La Asamblea Nacional es, indudablemente, un organismo complejo. Representa la suma de esfuerzos tanto de diputados, así como de una amplia variedad de oficios: suplentes, secretarias, secretarios, choferes, asistentes, cuerpo de seguridad, trabajadores manuales… En fin, una muy amplia colaboración de distintos órdenes.
No sería nada despreciable para ilustrar a la ciudadanía, un ejercicio externo ejecutado por expertos -por supuesto- que establezca cuánto le cuesta a la nación cada hora de funcionamiento de ese augusto órgano del Estado.

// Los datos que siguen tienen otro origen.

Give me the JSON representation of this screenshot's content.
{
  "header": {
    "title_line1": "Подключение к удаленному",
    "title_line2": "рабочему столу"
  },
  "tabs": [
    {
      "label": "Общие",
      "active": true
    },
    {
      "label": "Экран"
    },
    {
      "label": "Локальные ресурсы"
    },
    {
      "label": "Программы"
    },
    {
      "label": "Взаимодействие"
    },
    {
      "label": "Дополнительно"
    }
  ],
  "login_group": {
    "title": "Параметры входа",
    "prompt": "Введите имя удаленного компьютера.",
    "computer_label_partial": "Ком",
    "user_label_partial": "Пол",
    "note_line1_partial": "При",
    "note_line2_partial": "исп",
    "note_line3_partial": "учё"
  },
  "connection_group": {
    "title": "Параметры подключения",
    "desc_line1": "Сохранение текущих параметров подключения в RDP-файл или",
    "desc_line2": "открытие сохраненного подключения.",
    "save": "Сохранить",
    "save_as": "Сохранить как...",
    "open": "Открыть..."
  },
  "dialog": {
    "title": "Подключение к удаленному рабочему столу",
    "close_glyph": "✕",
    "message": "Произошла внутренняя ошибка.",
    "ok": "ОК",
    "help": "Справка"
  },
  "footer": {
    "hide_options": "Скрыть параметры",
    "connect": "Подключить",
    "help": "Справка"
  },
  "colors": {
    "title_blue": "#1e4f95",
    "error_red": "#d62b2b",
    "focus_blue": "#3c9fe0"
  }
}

El mencionado ejercicio brindaría a toda la ciudadanía interesada una base sólida para calcular el costo de cada proyecto que pase por las manos de quienes ahí nos representan. Teniendo establecido este promedio (costo por hora), la suma de todas las horas de sesión a la que son sometidos los proyectos desde que entran a la carrera hasta que llegan a su destino, nos darían una idea muy aproximada de cuánto desembolsamos por todo lo que se propone y discute en tan sagrado recinto.
En el siglo XIV, el fraile franciscano Guillermo de Ockman, formuló el principio conocido como Navaja de Ockmam que originalmente enunciaba que “la pluralidad no se debe postular sin necesidad”. Con el paso de los años fue reformulado estableciendo que “si para explicar un fenómeno tenemos dos o más hipótesis, lo más razonable es aceptar la más simple, es decir, la que presenta menos supuestos no probados”.

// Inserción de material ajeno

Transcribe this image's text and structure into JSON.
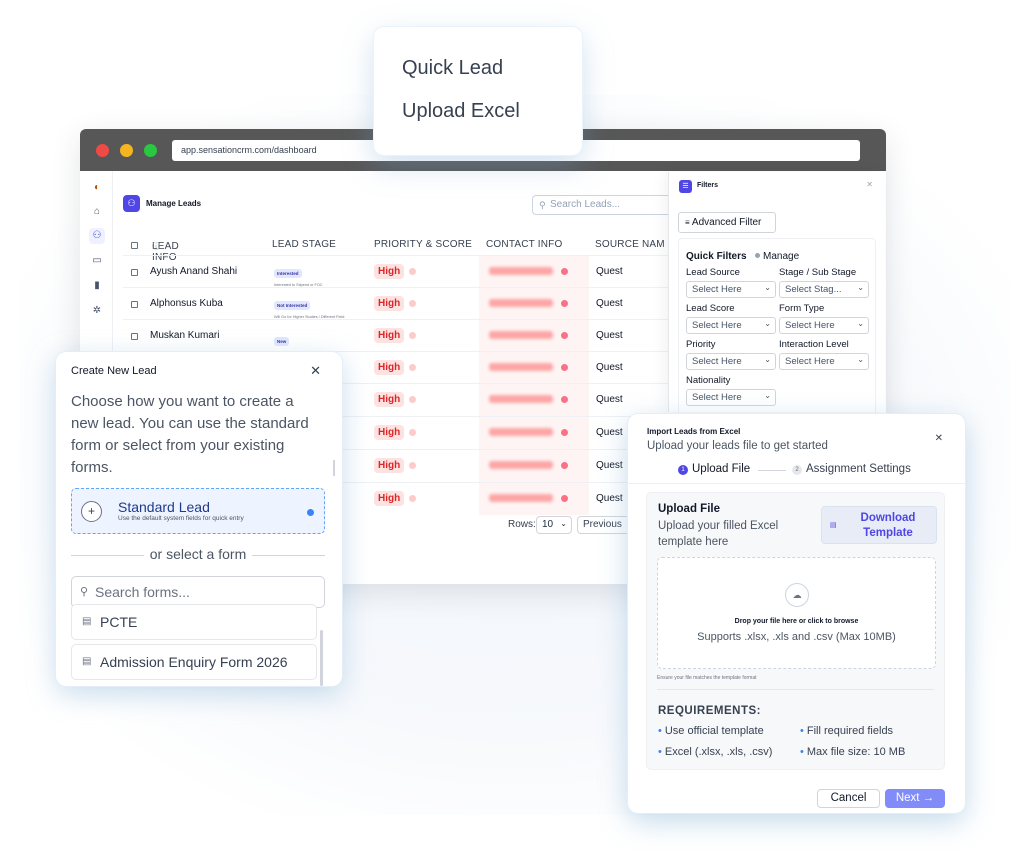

En tiempos tan apremiantes como el presente podríamos tomar en cuenta otras consideraciones- igual de simples- para valorar el trabajo de nuestra institución legislativa: problemas que resuelve o número de ciudadanos a los que beneficia, entre otros.
Y así, con una clara percepción del desembolso que significa para el bolsillo de todos los ciudadanos o los beneficios derivados, tal vez nos ahorraríamos el derroche que significa discutir asuntos baladíes cuya única utilidad es alimentar el ego o las simpatías de unos pocos interesados.